Matthew Yglesias, Slow Boring

“Some health officials seem more worried about stigmatizing gay men than giving gay men the information they need to steer clear of the virus. The virus *can* infect anyone through sustained close contact, as we’re constantly told, but it *is* infecting gay men with multiple sexual partners almost exclusively. The fact that politicians and health bureaucrats keep emphasizing the first part of that last sentence rather than the second has caused a hugely outsized panic about the threat of infection among the general public…

“Monogamous couples, whether gay or straight, are unlikely in the extreme to get monkeypox. Women writ large have been highly unlikely to contract it so far. But the fear of stigma has led those who know better to be less than crystal clear about that, which is bad all around. It creates needless anxiety among the huge majority who are at zero risk of infection. And it creates a false sense of security in gay men by leading them to believe their risk is the same as any other American’s.”

Allahpundit, Hot Air

Other opinions below.

See past issues

From the Left

The scandal of monkeypox is that this worldwide outbreak has happened at all. An epidemic has persisted in Nigeria since 2017. A more deadly strain has caused thousands of suspected cases and likely killed hundreds in the Democratic Republic of Congo. At least eight people have died in the current outbreak. We have for years had the capacity to vaccinate those most at risk via two doses of Jynneos, the safer, updated version of the old smallpox vaccine. But we haven’t done so, and now the virus has reached the Western world…  

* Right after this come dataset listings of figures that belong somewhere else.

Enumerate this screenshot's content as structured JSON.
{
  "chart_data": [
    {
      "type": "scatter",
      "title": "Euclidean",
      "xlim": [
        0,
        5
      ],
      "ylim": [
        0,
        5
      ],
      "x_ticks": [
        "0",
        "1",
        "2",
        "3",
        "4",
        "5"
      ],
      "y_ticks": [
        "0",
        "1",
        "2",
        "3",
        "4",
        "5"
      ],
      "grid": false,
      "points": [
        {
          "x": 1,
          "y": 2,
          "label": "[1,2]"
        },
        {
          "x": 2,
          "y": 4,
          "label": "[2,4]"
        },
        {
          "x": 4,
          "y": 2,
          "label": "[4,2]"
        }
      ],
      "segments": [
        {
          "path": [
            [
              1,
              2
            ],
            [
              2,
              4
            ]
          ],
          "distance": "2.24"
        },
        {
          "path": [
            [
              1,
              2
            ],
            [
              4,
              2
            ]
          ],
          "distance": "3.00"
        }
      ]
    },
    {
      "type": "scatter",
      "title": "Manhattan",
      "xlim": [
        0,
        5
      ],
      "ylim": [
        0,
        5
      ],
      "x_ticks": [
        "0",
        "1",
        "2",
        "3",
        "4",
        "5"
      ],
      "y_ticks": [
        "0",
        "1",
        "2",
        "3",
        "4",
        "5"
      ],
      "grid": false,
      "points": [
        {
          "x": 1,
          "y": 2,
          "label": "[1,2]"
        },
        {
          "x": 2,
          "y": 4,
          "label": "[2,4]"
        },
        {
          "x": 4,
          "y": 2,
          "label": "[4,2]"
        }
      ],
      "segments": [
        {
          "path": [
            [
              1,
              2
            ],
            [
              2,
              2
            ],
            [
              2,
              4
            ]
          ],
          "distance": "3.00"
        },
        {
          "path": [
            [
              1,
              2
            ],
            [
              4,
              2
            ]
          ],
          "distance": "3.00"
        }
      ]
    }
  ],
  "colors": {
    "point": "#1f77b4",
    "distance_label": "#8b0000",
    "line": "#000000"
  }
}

“Now millions of doses have been ordered for the U.S. alone — and none yet for Africa. Why do we in the West only pay attention when a disease outbreak directly threatens us? That’s the real outrage, the real question.”

Wendy Orent, Los Angeles Times

From the Right

“The Biden administration needs to get the C.D.C. back to its disease control roots, by transferring some of its disease prevention work to other agencies. The F.D.A. can handle smoking cessation, leveraging its regulatory toolbox. The National Institutes of Health can tackle cancer and heart disease. Focus the C.D.C. more on its core mission of outbreak response. And imbue the agency with the national security mind-set that it had at its origins…

“Time is running out. Diseases like Zika, Covid‌ and ‌‌monkeypox are a dire warning that dangerous pathogens are on the march. The next one could be worse — a deadly strain of flu or something more sinister like Marburg virus. We’ve now had ample notice that the nation continues to be unprepared and that our vulnerabilities are enormous.”